La filosofia di Emanuele Severino costituisce la testimonianza della verità assolutamente innegabile, quella verità – così l’ho sentito spesso esprimersi nel corso delle sue lezioni – che “né dèi né uomini possono negare”.
Tale verità viene testimoniata dal discorso filosofico che possiede la struttura tradizionalmente chiamata “elenctica”, quella cioè che fornisce la fondazione ultima del valore di un discorso. Il procedimento detto elenctico, infatti, mostra l’assoluta, incontrovertibile verità di ciò la cui negazione è autonegazione, quindi contraddizione.
Per esempio – per richiamarci al fondamentale scritto ‘Ritornare a Parmenide’ – l’affermazione (p) “Il positivo si oppone al negativo” è innegabile perché chi intendesse negarla – dicendo per esempio “Non è vero che il positivo si oppone al negativo” (non-p) – con ciò stesso sarebbe costretto ad affermare che quel positivo in cui consiste la sua affermazione (non-p) si oppone al proprio negativo, ovvero a (p); ma in tal modo egli stesso sarebbe costretto ad affermare proprio ciò che a parole intende negare, e sarebbe quindi costretto a negare il contenuto dell’affermazione che pronuncia.
Naturalmente la questione, guardata da vicino, risulta più complessa – e per certi versi anche molto, molto più complessa – di quanto questa sintetica formulazione potrebbe lasciare intendere; e tuttavia tale presentazione è sufficiente a farci cogliere il senso di questo fondamentale tratto dell’impostazione severiniana.
Del resto tale aspetto (cioè la fondazione che abbiamo chiamata elenctica) costituisce solo un primo, sia pur decisivo, momento della filosofia di Severino. Il secondo aspetto – altrettanto decisivo – consiste nel rilevare che, se si tiene fermo ‘in generale’ che il positivo si oppone al negativo, ovvero che “l’essere non è non essere”, allora da ciò segue immediatamente che tutto l’essere è eterno; proprio nel senso che ogni sia pur minimo aspetto dell’essere – ovvero qualsiasi ente, anche il più infimo – è eterno.

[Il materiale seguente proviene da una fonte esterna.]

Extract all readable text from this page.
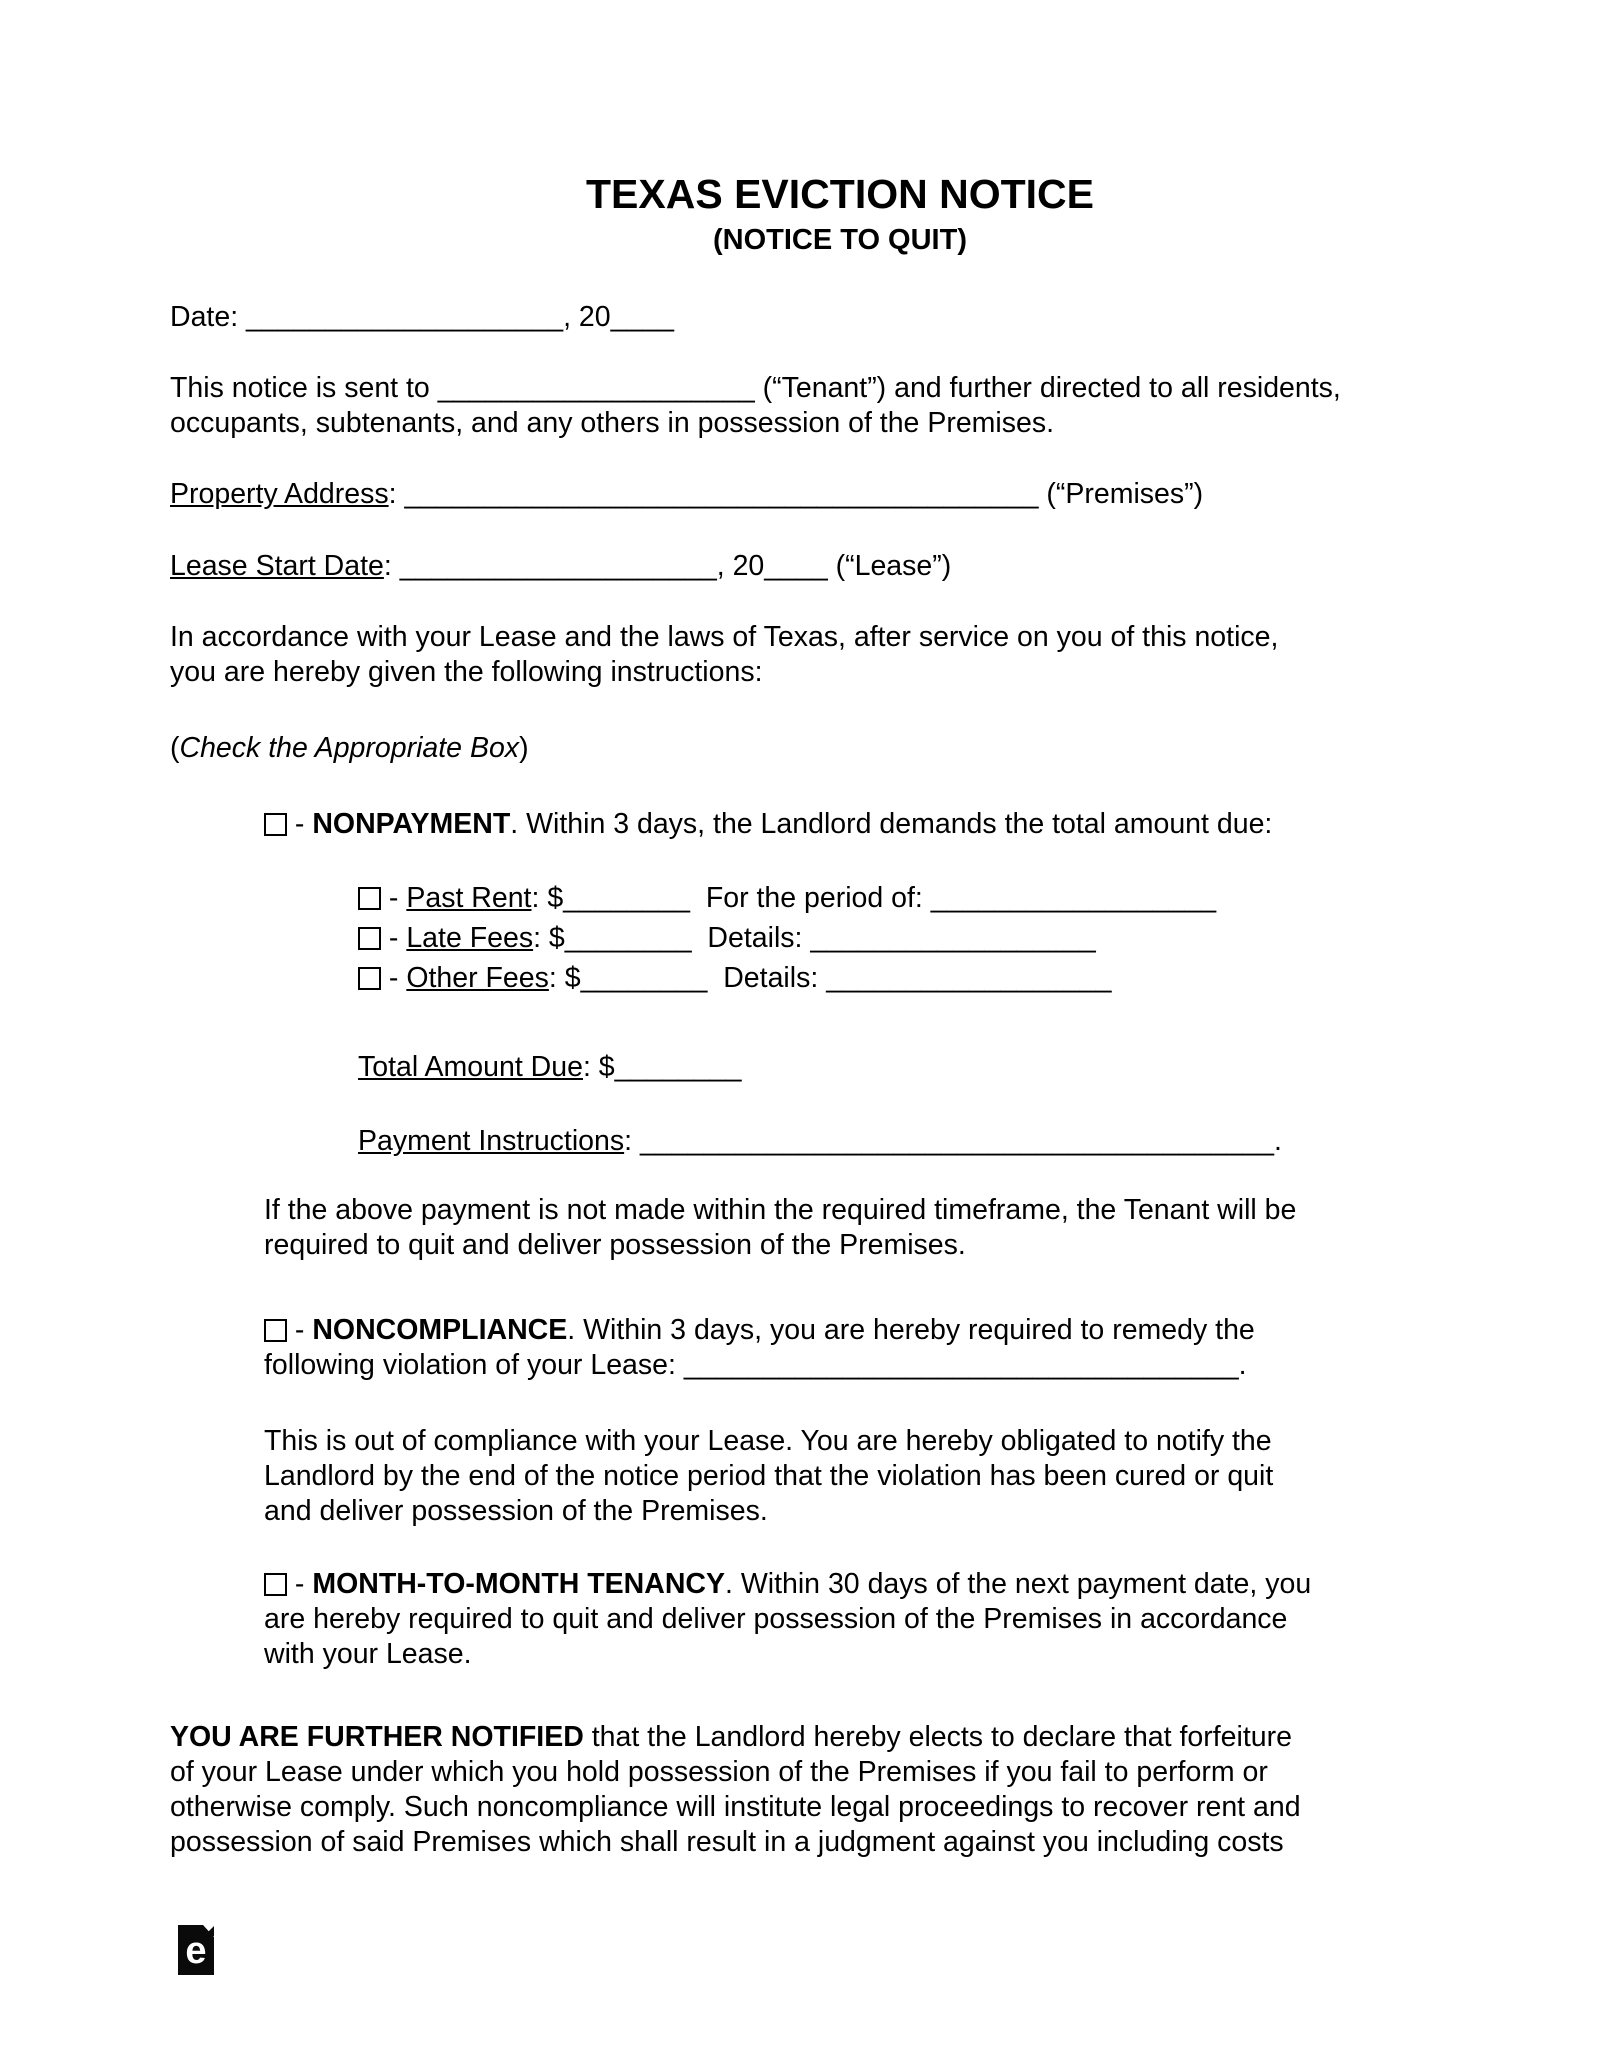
TEXAS EVICTION NOTICE
(NOTICE TO QUIT)

Date: ____________________, 20____

This notice is sent to ____________________ (“Tenant”) and further directed to all residents,
occupants, subtenants, and any others in possession of the Premises.

Property Address: ________________________________________ (“Premises”)

Lease Start Date: ____________________, 20____ (“Lease”)

In accordance with your Lease and the laws of Texas, after service on you of this notice,
you are hereby given the following instructions:

(Check the Appropriate Box)

- NONPAYMENT. Within 3 days, the Landlord demands the total amount due:

- Past Rent: $________  For the period of: __________________

- Late Fees: $________  Details: __________________

- Other Fees: $________  Details: __________________

Total Amount Due: $________

Payment Instructions: ________________________________________.

If the above payment is not made within the required timeframe, the Tenant will be
required to quit and deliver possession of the Premises.

- NONCOMPLIANCE. Within 3 days, you are hereby required to remedy the
following violation of your Lease: ___________________________________.

This is out of compliance with your Lease. You are hereby obligated to notify the
Landlord by the end of the notice period that the violation has been cured or quit
and deliver possession of the Premises.

- MONTH-TO-MONTH TENANCY. Within 30 days of the next payment date, you
are hereby required to quit and deliver possession of the Premises in accordance
with your Lease.

YOU ARE FURTHER NOTIFIED that the Landlord hereby elects to declare that forfeiture
of your Lease under which you hold possession of the Premises if you fail to perform or
otherwise comply. Such noncompliance will institute legal proceedings to recover rent and
possession of said Premises which shall result in a judgment against you including costs

e
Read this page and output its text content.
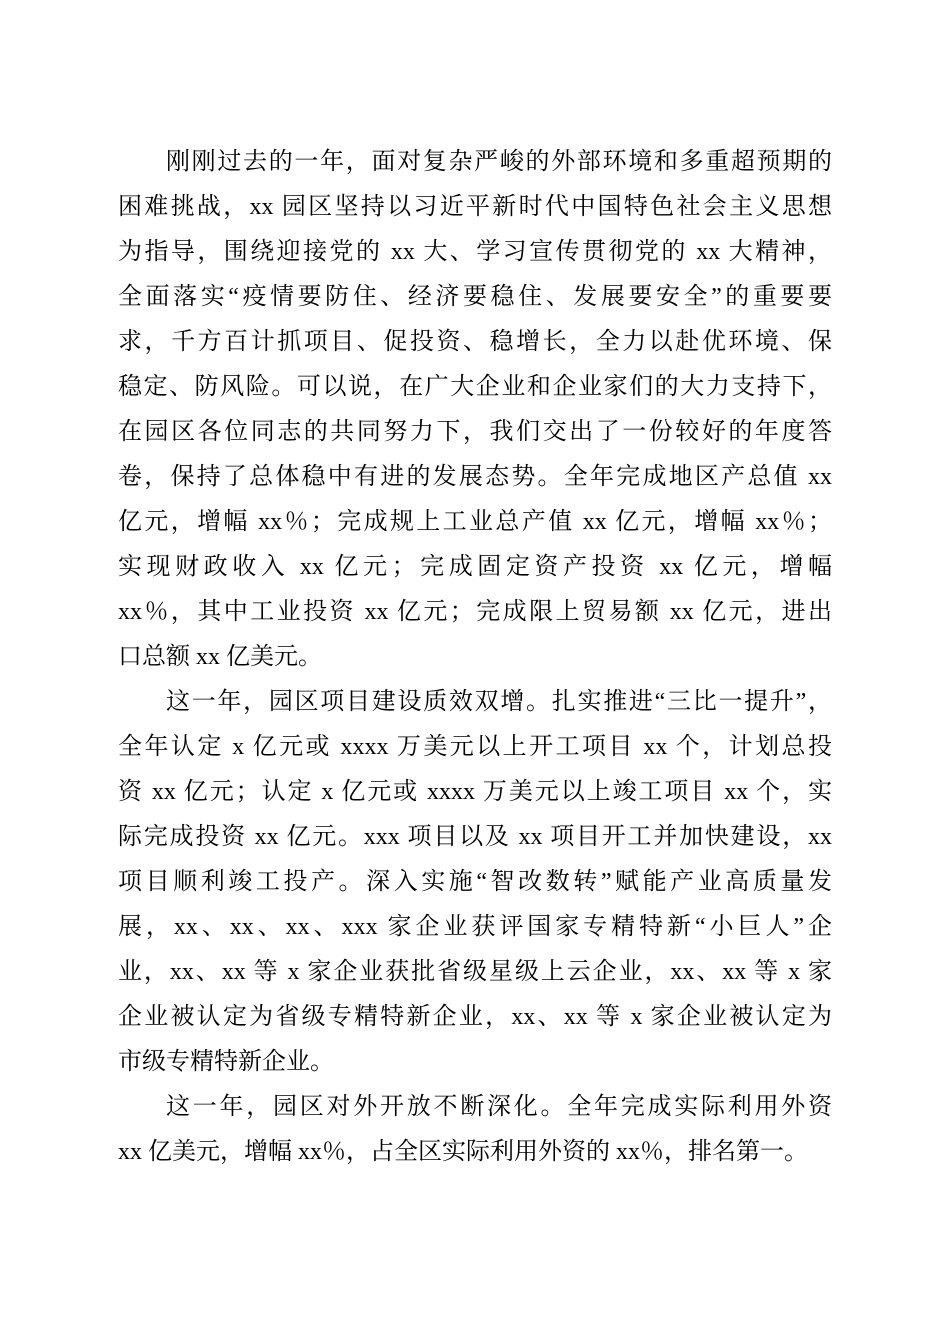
刚刚过去的一年，面对复杂严峻的外部环境和多重超预期的
困难挑战，xx 园区坚持以习近平新时代中国特色社会主义思想
为指导，围绕迎接党的 xx 大、学习宣传贯彻党的 xx 大精神，
全面落实“疫情要防住、经济要稳住、发展要安全”的重要要
求，千方百计抓项目、促投资、稳增长，全力以赴优环境、保
稳定、防风险。可以说，在广大企业和企业家们的大力支持下，
在园区各位同志的共同努力下，我们交出了一份较好的年度答
卷，保持了总体稳中有进的发展态势。全年完成地区产总值 xx
亿元，增幅 xx％；完成规上工业总产值 xx 亿元，增幅 xx％；
实现财政收入 xx 亿元；完成固定资产投资 xx 亿元，增幅
xx％，其中工业投资 xx 亿元；完成限上贸易额 xx 亿元，进出
口总额 xx 亿美元。
这一年，园区项目建设质效双增。扎实推进“三比一提升”，
全年认定 x 亿元或 xxxx 万美元以上开工项目 xx 个，计划总投
资 xx 亿元；认定 x 亿元或 xxxx 万美元以上竣工项目 xx 个，实
际完成投资 xx 亿元。xxx 项目以及 xx 项目开工并加快建设，xx
项目顺利竣工投产。深入实施“智改数转”赋能产业高质量发
展，xx、xx、xx、xxx 家企业获评国家专精特新“小巨人”企
业，xx、xx 等 x 家企业获批省级星级上云企业，xx、xx 等 x 家
企业被认定为省级专精特新企业，xx、xx 等 x 家企业被认定为
市级专精特新企业。
这一年，园区对外开放不断深化。全年完成实际利用外资
xx 亿美元，增幅 xx％，占全区实际利用外资的 xx％，排名第一。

Infatti negarne l’eternità equivarrebbe ad affermare che vi può essere un momento del tempo in cui esso (che in quanto è qualcosa è essere e non niente) non è, e quindi è non essere, è niente. Sempre da questo segue inesorabilmente che non vi è divenire, se con questo termine si intende il passaggio dall’essere al nulla o, viceversa, dal nulla all’essere. Ma se non vi è il divenire, allora non vi può essere nemmeno qualcosa come una trasformazione degli enti: nulla può trasformarsi in qualcosa d’altro da ciò che è (da ciò che eternamente è), perché altrimenti si realizzerebbe l’annullamento almeno di quegli aspetti il cui venir meno costituisce appunto la condizione della possibilità della trasformazione.
Questa verità consente di gettare uno sguardo nuovo e sorprendente sulla vicenda umana e la sua storia: Per esempio consente di comprendere come, all’interno della fede nichilistica che le cose possono trasformarsi e quindi in ultima istanza annullarsi, l’ultima parola spetti alla Tecnica (dal momento che questa è la rigorizzazione massima dell’illusoria persuasione di poter trasformare le cose); ma poi anche come la Tecnica stessa, costituendo una dimenticanza radicale del senso autentico dell’essere (cioè la sua eternità), sia destinata a tramontare nello sguardo della verità.
La fede in cui consiste le Tecnica è – dal punto di vista della verità severiniana – una follia, appunto perché è convinta che l’agire umano possa trasformare la realtà facendola diventare altro da ciò che essa è.
Attenzione, però: bisogna guardarsi dall’idea che allora il pensiero di Severino costituisca un invito a operare in modo da superare l’agire tecnico, perché invece, dal suo punto di vista, qualsia “fare” è espressione della volontà di trasformare la realtà, e quindi è espressione della follia nichilistica. In altri termini, nello sguardo della verità qualsiasi agire costituisce il problema piuttosto che la soluzione: il tramonto della Tecnica e sì destinato ad accadere, ma non come risultato di una volontà e di un conseguente agire da parte degli umani.
(Luigi Vero Tarca, La rete e il mare, sta in R. Panikkar- E. Severino, Parliamo della stessa realtà?, Jaca Book, Milano 2014, pp. 47-49).